Pocos meses atrás era ella quien saludaba, una tarde cualquiera, a la pareja que paseaba abrazada a lo largo del muelle. La sola imagen le hizo comprender que no les guardaba rencor a Corinne y Matthieu. Después de todo no había tenido más amigos que ellos al principio de su estancia en Ginebra, por más que uno pecara de desaprensivo y la otra siguiera corriendo por todas las ciudades del planeta, veloz y atolondrada como un cachorro que persigue su propia cola. No les guardaba rencor, pero tampoco les echaba de menos.
No con Héctor a su lado mientras Helena se acercaba a ellos a paso vivo, sonriendo. Héctor agitaba una mano, en la que las heridas aún no habían cicatrizado del todo, para saludarla. Cojearía durante muchos meses y su rostro recordaba todavía cada uno de los golpes que había recibido.
Cada uno de esos golpes, se prometió, contaría.
El número veintinueve de la rue de Lyon volvería a ser su casa. La casa de ambos. Un hogar compartido donde ser felices.
Aria da capo.
* * *
—¿Qué va a pasar ahora? —preguntó Héctor.
Irene contempló maravillada cómo la signora Gabriella recogía los platos con los restos de las pizzas que habían tomado para cenar y les servía tres grappas. Las variaciones iban sucediéndose, a la vez familiares e impredecibles.
—El LHC estará reparado antes de lo que pensé gracias a la ayuda de los americanos y los japoneses —dijo Helena—. En cuatro o cinco meses a lo sumo. La investigación concluirá que la culpa fue de Mauricio… Y mía, naturalmente. Jozef Linsen se ocupará de informar a todos los delegados de mi negativa a ordenar el retiro anticipado de nuestro pobre amigo.

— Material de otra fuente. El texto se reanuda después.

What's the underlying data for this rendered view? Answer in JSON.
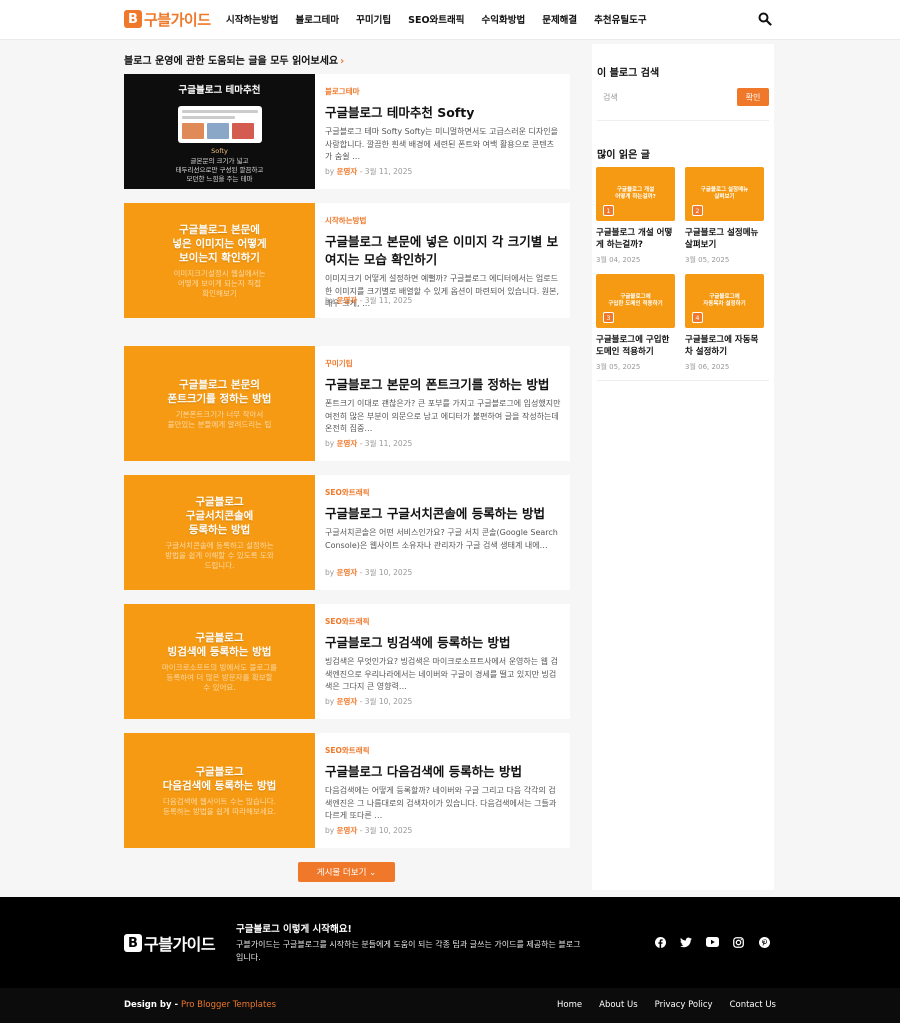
{
  "brand": {
    "logo_mark": "B",
    "logo_text": "구블가이드",
    "accent_color": "#f0782a",
    "thumb_color": "#f59a12"
  },
  "nav": {
    "items": [
      "시작하는방법",
      "블로그테마",
      "꾸미기팁",
      "SEO와트래픽",
      "수익화방법",
      "문제해결",
      "추천유틸도구"
    ]
  },
  "main": {
    "heading": "블로그 운영에 관한 도움되는 글을 모두 읽어보세요",
    "heading_icon": "chevron-right-icon",
    "posts": [
      {
        "thumb_title": "구글블로그 테마추천",
        "thumb_sub": "Softy",
        "thumb_desc": "글본문의 크기가 넓고\n테두리선으로만 구성된 깔끔하고\n모던한 느낌을 주는 테마",
        "category": "블로그테마",
        "title": "구글블로그 테마추천 Softy",
        "excerpt": "구글블로그 테마 Softy Softy는 미니멀하면서도 고급스러운 디자인을 사랑합니다. 깔끔한 흰색 배경에 세련된 폰트와 여백 활용으로 콘텐츠가 숨쉴 …",
        "author": "운영자",
        "date": "3월 11, 2025"
      },
      {
        "thumb_title": "구글블로그 본문에\n넣은 이미지는 어떻게\n보이는지 확인하기",
        "thumb_sub": "이미지크기설정시 웹실에서는\n어떻게 보이게 되는지 직접\n확인해보기",
        "category": "시작하는방법",
        "title": "구글블로그 본문에 넣은 이미지 각 크기별 보여지는 모습 확인하기",
        "excerpt": "이미지크기 어떻게 설정하면 예뻘까? 구글블로그 에디터에서는 업로드한 이미지를 크기별로 배열할 수 있게 옵션이 마련되어 있습니다. 원본, 매우 크게, …",
        "author": "운영자",
        "date": "3월 11, 2025"
      },
      {
        "thumb_title": "구글블로그 본문의\n폰트크기를 정하는 방법",
        "thumb_sub": "기본폰트크기가 너무 작아서\n불만있는 분들에게 알려드리는 팁",
        "category": "꾸미기팁",
        "title": "구글블로그 본문의 폰트크기를 정하는 방법",
        "excerpt": "폰트크기 이대로 괜찮은가? 큰 포부를 가지고 구글블로그에 입성했지만 여전히 많은 부분이 의문으로 남고 에디터가 불편하여 글을 작성하는데 온전히 집중…",
        "author": "운영자",
        "date": "3월 11, 2025"
      },
      {
        "thumb_title": "구글블로그\n구글서치콘솔에\n등록하는 방법",
        "thumb_sub": "구글서치콘솔에 등록하고 설정하는\n방법을 쉽게 이해할 수 있도록 도와\n드립니다.",
        "category": "SEO와트래픽",
        "title": "구글블로그 구글서치콘솔에 등록하는 방법",
        "excerpt": "구글서치콘솔은 어떤 서비스인가요? 구글 서치 콘솔(Google Search Console)은 웹사이트 소유자나 관리자가 구글 검색 생태계 내에…",
        "author": "운영자",
        "date": "3월 10, 2025"
      },
      {
        "thumb_title": "구글블로그\n빙검색에 등록하는 방법",
        "thumb_sub": "마이크로소프트의 빙에서도 블로그를\n등록하여 더 많은 방문자를 확보할\n수 있어요.",
        "category": "SEO와트래픽",
        "title": "구글블로그 빙검색에 등록하는 방법",
        "excerpt": "빙검색은 무엇인가요? 빙검색은 마이크로소프트사에서 운영하는 웹 검색엔진으로 우리나라에서는 네이버와 구글이 경세를 떨고 있지만 빙검색은 그다지 큰 영향력…",
        "author": "운영자",
        "date": "3월 10, 2025"
      },
      {
        "thumb_title": "구글블로그\n다음검색에 등록하는 방법",
        "thumb_sub": "다음검색에 웹사이트 수는 많습니다.\n등록하는 방법을 쉽게 따라해보세요.",
        "category": "SEO와트래픽",
        "title": "구글블로그 다음검색에 등록하는 방법",
        "excerpt": "다음검색에는 어떻게 등록할까? 네이버와 구글 그리고 다음 각각의 검색엔진은 그 나름대로의 검색차이가 있습니다. 다음검색에서는 그들과 다르게 또다른 …",
        "author": "운영자",
        "date": "3월 10, 2025"
      }
    ],
    "by_label": "by",
    "meta_sep": "-",
    "more_button": "게시물 더보기"
  },
  "sidebar": {
    "search_heading": "이 블로그 검색",
    "search_placeholder": "검색",
    "search_button": "확인",
    "popular_heading": "많이 읽은 글",
    "popular": [
      {
        "num": "1",
        "thumb": "구글블로그 개설\n어떻게 하는걸까?",
        "title": "구글블로그 개설 어떻게 하는걸까?",
        "date": "3월 04, 2025"
      },
      {
        "num": "2",
        "thumb": "구글블로그 설정메뉴\n살펴보기",
        "title": "구글블로그 설정메뉴 살펴보기",
        "date": "3월 05, 2025"
      },
      {
        "num": "3",
        "thumb": "구글블로그에\n구입한 도메인 적용하기",
        "title": "구글블로그에 구입한 도메인 적용하기",
        "date": "3월 05, 2025"
      },
      {
        "num": "4",
        "thumb": "구글블로그에\n자동목차 설정하기",
        "title": "구글블로그에 자동목차 설정하기",
        "date": "3월 06, 2025"
      }
    ]
  },
  "footer": {
    "title": "구글블로그 이렇게 시작해요!",
    "description": "구블가이드는 구글블로그를 시작하는 분들에게 도움이 되는 각종 팁과 글쓰는 가이드를 제공하는 블로그입니다.",
    "social_icons": [
      "facebook-icon",
      "twitter-icon",
      "youtube-icon",
      "instagram-icon",
      "pinterest-icon"
    ],
    "design_label": "Design by -",
    "design_link": "Pro Blogger Templates",
    "links": [
      "Home",
      "About Us",
      "Privacy Policy",
      "Contact Us"
    ]
  }
}
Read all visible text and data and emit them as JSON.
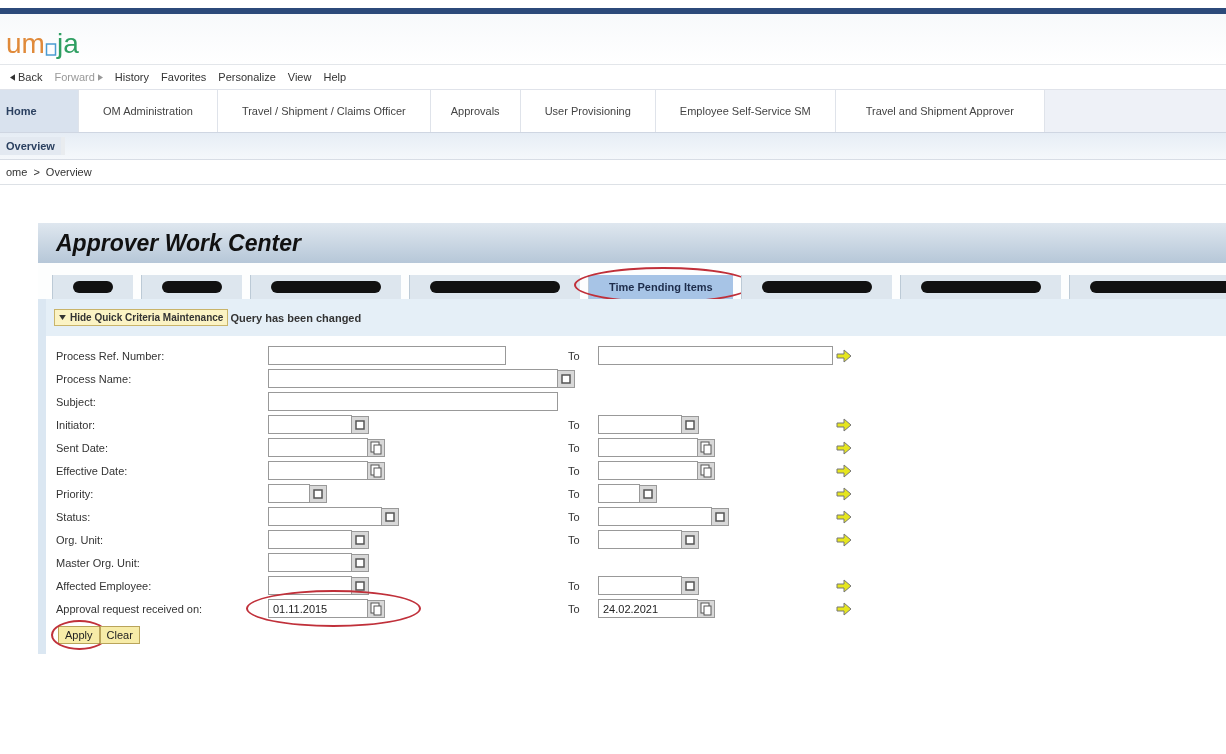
{
  "logo": {
    "before": "um",
    "after": "ja"
  },
  "menu": [
    {
      "label": "Back",
      "kind": "back",
      "disabled": false
    },
    {
      "label": "Forward",
      "kind": "forward",
      "disabled": true
    },
    {
      "label": "History",
      "kind": "plain",
      "disabled": false
    },
    {
      "label": "Favorites",
      "kind": "plain",
      "disabled": false
    },
    {
      "label": "Personalize",
      "kind": "plain",
      "disabled": false
    },
    {
      "label": "View",
      "kind": "plain",
      "disabled": false
    },
    {
      "label": "Help",
      "kind": "plain",
      "disabled": false
    }
  ],
  "nav_tabs": [
    {
      "label": "Home",
      "selected": true
    },
    {
      "label": "OM Administration",
      "selected": false
    },
    {
      "label": "Travel / Shipment / Claims Officer",
      "selected": false
    },
    {
      "label": "Approvals",
      "selected": false
    },
    {
      "label": "User Provisioning",
      "selected": false
    },
    {
      "label": "Employee Self-Service SM",
      "selected": false
    },
    {
      "label": "Travel and Shipment Approver",
      "selected": false
    }
  ],
  "sub_nav": [
    {
      "label": "Overview",
      "selected": true
    }
  ],
  "breadcrumb": [
    "ome",
    ">",
    "Overview"
  ],
  "panel": {
    "title": "Approver Work Center",
    "tabs": [
      {
        "kind": "redacted",
        "selected": false,
        "circled": false
      },
      {
        "kind": "redacted",
        "selected": false,
        "circled": false
      },
      {
        "kind": "redacted",
        "selected": false,
        "circled": false
      },
      {
        "kind": "redacted",
        "selected": false,
        "circled": false
      },
      {
        "kind": "label",
        "label": "Time Pending Items",
        "selected": true,
        "circled": true
      },
      {
        "kind": "redacted",
        "selected": false,
        "circled": false
      },
      {
        "kind": "redacted",
        "selected": false,
        "circled": false
      },
      {
        "kind": "redacted",
        "selected": false,
        "circled": false
      }
    ],
    "toggle_button": "Hide Quick Criteria Maintenance",
    "status": "Query has been changed",
    "criteria": [
      {
        "label": "Process Ref. Number:",
        "from": {
          "kind": "text",
          "circled": false
        },
        "to": {
          "kind": "text"
        },
        "to_label": "To"
      },
      {
        "label": "Process Name:",
        "from": {
          "kind": "lookup",
          "circled": false
        }
      },
      {
        "label": "Subject:",
        "from": {
          "kind": "text",
          "circled": false
        }
      },
      {
        "label": "Initiator:",
        "from": {
          "kind": "lookup",
          "circled": false
        },
        "to": {
          "kind": "lookup"
        },
        "to_label": "To"
      },
      {
        "label": "Sent Date:",
        "from": {
          "kind": "date",
          "circled": false
        },
        "to": {
          "kind": "date"
        },
        "to_label": "To"
      },
      {
        "label": "Effective Date:",
        "from": {
          "kind": "date",
          "circled": false
        },
        "to": {
          "kind": "date"
        },
        "to_label": "To"
      },
      {
        "label": "Priority:",
        "from": {
          "kind": "lookup",
          "circled": false
        },
        "to": {
          "kind": "lookup"
        },
        "to_label": "To"
      },
      {
        "label": "Status:",
        "from": {
          "kind": "lookup",
          "circled": false
        },
        "to": {
          "kind": "lookup"
        },
        "to_label": "To"
      },
      {
        "label": "Org. Unit:",
        "from": {
          "kind": "lookup",
          "circled": false
        },
        "to": {
          "kind": "lookup"
        },
        "to_label": "To"
      },
      {
        "label": "Master Org. Unit:",
        "from": {
          "kind": "lookup",
          "circled": false
        }
      },
      {
        "label": "Affected Employee:",
        "from": {
          "kind": "lookup",
          "circled": false
        },
        "to": {
          "kind": "lookup"
        },
        "to_label": "To"
      },
      {
        "label": "Approval request received on:",
        "from": {
          "kind": "date",
          "value": "01.11.2015",
          "circled": true
        },
        "to": {
          "kind": "date",
          "value": "24.02.2021"
        },
        "to_label": "To"
      }
    ],
    "buttons": [
      {
        "label": "Apply",
        "circled": true
      },
      {
        "label": "Clear",
        "circled": false
      }
    ]
  }
}
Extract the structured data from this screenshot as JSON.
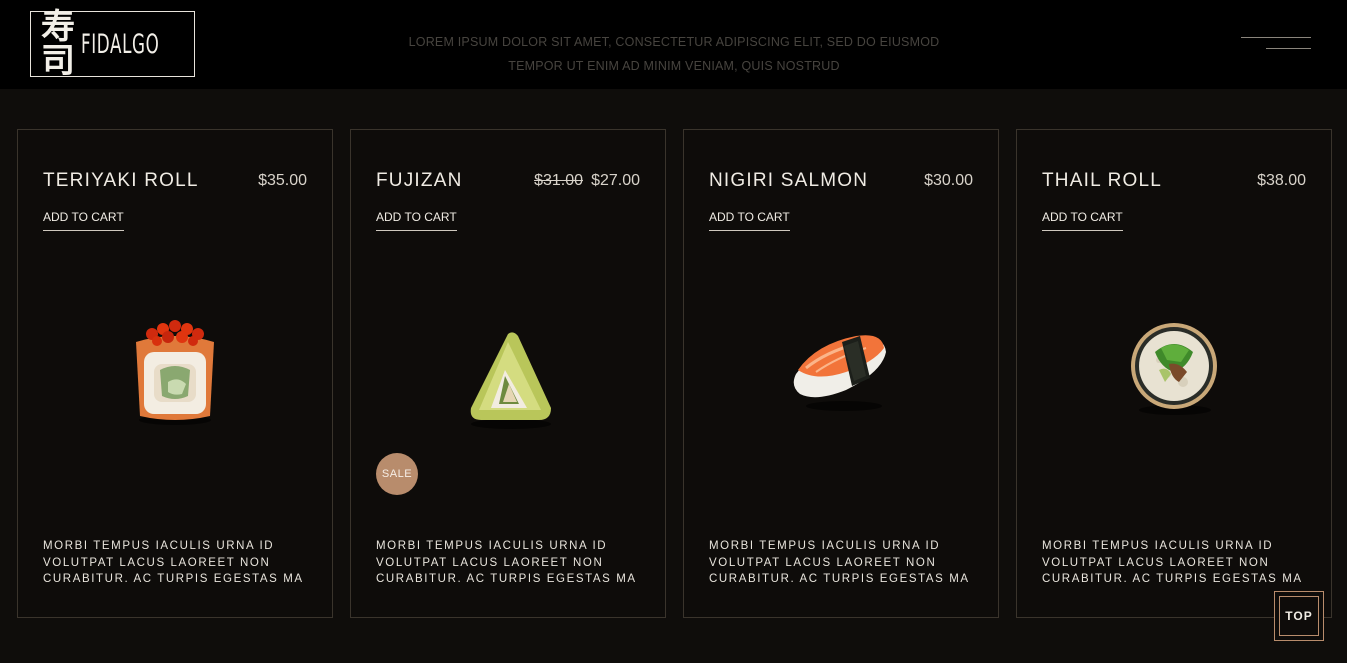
{
  "header": {
    "logo_kanji": "寿司",
    "logo_word": "FIDALGO",
    "tagline_line1": "LOREM IPSUM DOLOR SIT AMET, CONSECTETUR ADIPISCING ELIT, SED DO EIUSMOD",
    "tagline_line2": "TEMPOR UT ENIM AD MINIM VENIAM, QUIS NOSTRUD",
    "menu_icon": "hamburger-menu-icon"
  },
  "products": [
    {
      "name": "TERIYAKI ROLL",
      "price": "$35.00",
      "add_to_cart": "ADD TO CART",
      "image": "teriyaki-roll-image",
      "description": "MORBI TEMPUS IACULIS URNA ID VOLUTPAT LACUS LAOREET NON CURABITUR. AC TURPIS EGESTAS MA"
    },
    {
      "name": "FUJIZAN",
      "old_price": "$31.00",
      "price": "$27.00",
      "add_to_cart": "ADD TO CART",
      "sale_badge": "SALE",
      "image": "fujizan-image",
      "description": "MORBI TEMPUS IACULIS URNA ID VOLUTPAT LACUS LAOREET NON CURABITUR. AC TURPIS EGESTAS MA"
    },
    {
      "name": "NIGIRI SALMON",
      "price": "$30.00",
      "add_to_cart": "ADD TO CART",
      "image": "nigiri-salmon-image",
      "description": "MORBI TEMPUS IACULIS URNA ID VOLUTPAT LACUS LAOREET NON CURABITUR. AC TURPIS EGESTAS MA"
    },
    {
      "name": "THAIL ROLL",
      "price": "$38.00",
      "add_to_cart": "ADD TO CART",
      "image": "thail-roll-image",
      "description": "MORBI TEMPUS IACULIS URNA ID VOLUTPAT LACUS LAOREET NON CURABITUR. AC TURPIS EGESTAS MA"
    }
  ],
  "scroll_top": {
    "label": "TOP"
  },
  "colors": {
    "background": "#0f0d0b",
    "header": "#000000",
    "accent": "#b88c6c",
    "card_border": "#3a342c"
  }
}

—¡Pero no es justo! —exclamó Irene—. Yo…
La mano de Helena buscó la suya.
—Está bien. Lo único que puede conseguir difamándome es que pierda las elecciones.
—¿Y te parece poco?
Helena se recostó en su silla, sacó la pitillera y empezó a jugar con ella, dándole vueltas entre las manos.
—Me parece muy bien, de hecho. Mientras Jozef se concentra en atacarme, Alessandro Calvetti está preparando su candidatura. Las pocas semanas en las que el LHC operó a alta intensidad son suficientes para confirmar el descubrimiento del plasma. El CERN se apuntará el gran descubrimiento que necesita y Calvetti se beneficiará de ello. También Archibald Ross, dicho sea de paso. Ha sido nombrado nuevo director de Omega y, por tanto, si hay un Nobel, será él quien se lo lleve. ¡Pobre Friedrich! Se pasó toda su vida persiguiendo ese premio.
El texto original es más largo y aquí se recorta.